Les semaines suivantes avaient été très compliquées. Aymeric ne parvenait plus à se concentrer sur le moindre cours, même ceux de physique-chimie, qu’il avait toujours adorés.

Afin d’éviter toute question gênante, il avait dissimulé ses médicaments dans son casier du lycée. Pas question de se risquer à les transporter dans son sac de cours. Ainsi, à chaque pause de dix heures, il allait récupérer le nécessaire et s’enfermait dans les toilettes. Deux comprimés bleus et un rouge, c’était facile. Le problème était, outre son angoisse devenue chronique, que les médicaments le fatiguaient et lui donnaient des crampes d’estomac absolument terribles. Au plus mal, il avait joué la carte de la gastro pendant quelques jours avec ses parents, mais il n’aurait pas fallu que les effets indésirables durent beaucoup plus longtemps.

Chapitre 10

15 mai 2013, 11h55

  • Aymeric ? Vous pouvez entrer. Tenez, asseyez-vous.

Devant moi, Mme. Hoffmann montre un sourire qui se veut bienveillant même si j’y lis une forte préoccupation. En plus d’être ma prof de maths, c’est surtout la prof principale de notre classe. J’espère qu’elle ne me retiendra pas trop longtemps. Ce n’est pas que j’ai réellement faim, mais je ne veux pas que mes amis me posent trop de questions sur ma situation. Même Loïc, je n’oserais jamais le mettre au courant.

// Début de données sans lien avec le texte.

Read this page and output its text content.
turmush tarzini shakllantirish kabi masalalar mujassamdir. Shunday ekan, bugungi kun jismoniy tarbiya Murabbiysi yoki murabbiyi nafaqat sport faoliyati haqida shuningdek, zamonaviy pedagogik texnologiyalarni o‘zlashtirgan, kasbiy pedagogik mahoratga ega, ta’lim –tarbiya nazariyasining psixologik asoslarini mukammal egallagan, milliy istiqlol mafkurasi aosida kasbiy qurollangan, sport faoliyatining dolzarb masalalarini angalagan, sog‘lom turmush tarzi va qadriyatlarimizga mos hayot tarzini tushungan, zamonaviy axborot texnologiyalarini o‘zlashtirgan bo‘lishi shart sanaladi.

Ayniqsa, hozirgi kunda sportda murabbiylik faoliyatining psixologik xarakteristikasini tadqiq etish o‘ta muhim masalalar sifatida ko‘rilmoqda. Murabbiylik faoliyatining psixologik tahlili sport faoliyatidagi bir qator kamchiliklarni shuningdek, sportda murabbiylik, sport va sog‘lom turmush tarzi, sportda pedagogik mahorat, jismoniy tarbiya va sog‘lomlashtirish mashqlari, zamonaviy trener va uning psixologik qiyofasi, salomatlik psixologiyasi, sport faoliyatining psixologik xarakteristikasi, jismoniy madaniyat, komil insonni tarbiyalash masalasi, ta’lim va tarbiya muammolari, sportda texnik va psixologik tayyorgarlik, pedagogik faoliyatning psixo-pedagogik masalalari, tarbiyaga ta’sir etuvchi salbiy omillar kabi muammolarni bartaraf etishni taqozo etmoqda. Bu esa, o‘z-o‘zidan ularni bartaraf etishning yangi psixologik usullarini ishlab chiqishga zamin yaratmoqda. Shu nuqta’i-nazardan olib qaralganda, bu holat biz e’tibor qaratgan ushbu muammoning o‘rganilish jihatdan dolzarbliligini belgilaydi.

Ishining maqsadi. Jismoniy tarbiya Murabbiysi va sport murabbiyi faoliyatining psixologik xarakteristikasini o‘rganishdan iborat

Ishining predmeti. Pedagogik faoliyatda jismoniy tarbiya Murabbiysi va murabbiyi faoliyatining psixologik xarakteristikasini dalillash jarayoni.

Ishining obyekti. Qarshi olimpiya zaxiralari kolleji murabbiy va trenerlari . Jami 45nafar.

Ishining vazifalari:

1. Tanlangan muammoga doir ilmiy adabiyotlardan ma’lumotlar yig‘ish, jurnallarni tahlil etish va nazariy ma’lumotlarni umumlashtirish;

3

  • J’ai corrigé vos devoirs de la semaine passée… dit-elle, l’air concerné. Si tu savais comme je suis désolée d’avoir dû te mettre 5,5/20… Qu’est-ce qu’il se passe ? Tu as toujours été parmi les meilleurs de classe, et ce depuis plusieurs années.

Je n’ose pas dire le moindre mot. Mon angoisse est en train de se doubler d’une tristesse intense.

  • Nous avons pas mal discuté en salle des profs, avec mes collègues. Et comme tu es presque un adulte, je préfère te parler directement. M. Lavergne a noté que tu dormais régulièrement pendant ses cours de SVT ; pareil en anglais et philosophie, ils te trouvent tous… absent.

Je la regarde avec des grands yeux désespérés avant de m’effondrer sur la table de cours. Je ne me souvenais plus de la sensation de ne pouvoir retenir ses larmes. Quel spectacle pitoyable. J’ai sûrement besoin de parler de ces affaires à d’autres personnes que celles des urgences de l’hôpital.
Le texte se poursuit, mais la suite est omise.